The decision put forward as part of South Australian Government’s stamp duty reforms has generally been a positive one, particularly in the real estate sector where the move was heralded as a “green light for investment”.

So far the other states have held off on following South Australia’s lead, principally due to the greater loss of revenue they would suffer without a replacement revenue stream. This is understandable - with approximately 6,000 commercial and industrial property transfers occurring annually in South Australia, it is estimated the scrapping of stamp duty is to cost $389 million over the three year phase out period alone. For other states this cost may seem too great to bear, especially at a time when change to GST (the likely potential replacement revenue stream) is such a contentious issue between governments at both a state and federal level. 

The South Australia State Government nonetheless concluded the duty abolition worthwhile. Premier Jay Weatherill has professed the cuts as making the state ‘a more competitive place to do business’ and, at this stage, while South Australia remains the only state or territory undertaking such dramatic taxation reform, it should provide a competitive advantage, assisting to attract capital investment and reinvigorate economic growth. 
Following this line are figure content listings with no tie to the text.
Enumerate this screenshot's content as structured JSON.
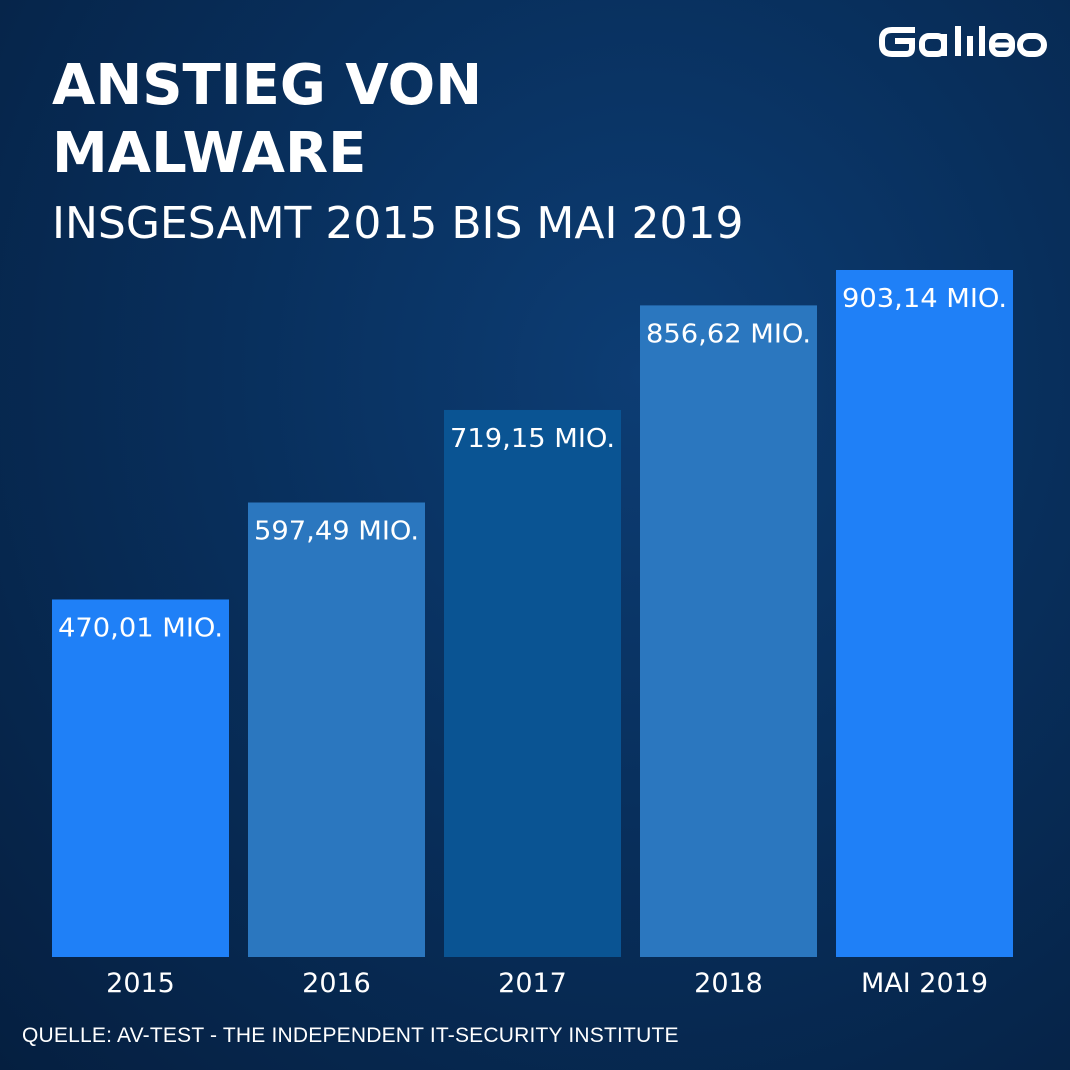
{
  "title": "ANSTIEG VON MALWARE",
  "subtitle": "INSGESAMT 2015 BIS MAI 2019",
  "logo_text": "Galileo",
  "source": "QUELLE:  AV-TEST - THE INDEPENDENT IT-SECURITY INSTITUTE",
  "colors": {
    "background": "#082f5c",
    "bar_2015": "#1f80f7",
    "bar_2016": "#2b77bf",
    "bar_2017": "#0a5493",
    "bar_2018": "#2b77bf",
    "bar_2019": "#1f80f7",
    "text": "#ffffff"
  },
  "chart_data": {
    "type": "bar",
    "categories": [
      "2015",
      "2016",
      "2017",
      "2018",
      "MAI 2019"
    ],
    "values": [
      470.01,
      597.49,
      719.15,
      856.62,
      903.14
    ],
    "data_labels": [
      "470,01 MIO.",
      "597,49 MIO.",
      "719,15 MIO.",
      "856,62 MIO.",
      "903,14 MIO."
    ],
    "title": "ANSTIEG VON MALWARE",
    "subtitle": "INSGESAMT 2015 BIS MAI 2019",
    "xlabel": "",
    "ylabel": "",
    "ylim": [
      0,
      903.14
    ],
    "grid": false,
    "legend": "none"
  }
}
This advantage however may be lost before it is ever felt. Some in the industry point out the decision to gradually abolish the tax has created an imminent danger of a ‘handbrake’ effect on commercial real estate transactions over the next two years. It is thought commercial property investors may see genuine merit in waiting for the clock to tick over to ensure the maximum benefit is gained, effectively stalling development at a time when economic stimulus is desperately needed. Alternatively, where the cuts do perform, other states may decide they like what they see occurring in South Australia and could easily implement immediate duty reductions. Thus rendering our three year phase out old news and taking with it the tax incentive of doing business in South Australia.

Regardless of one’s view it is evident governments at all levels, as well as those in the property industry, will be closely watching how South Australia’s reforms play out.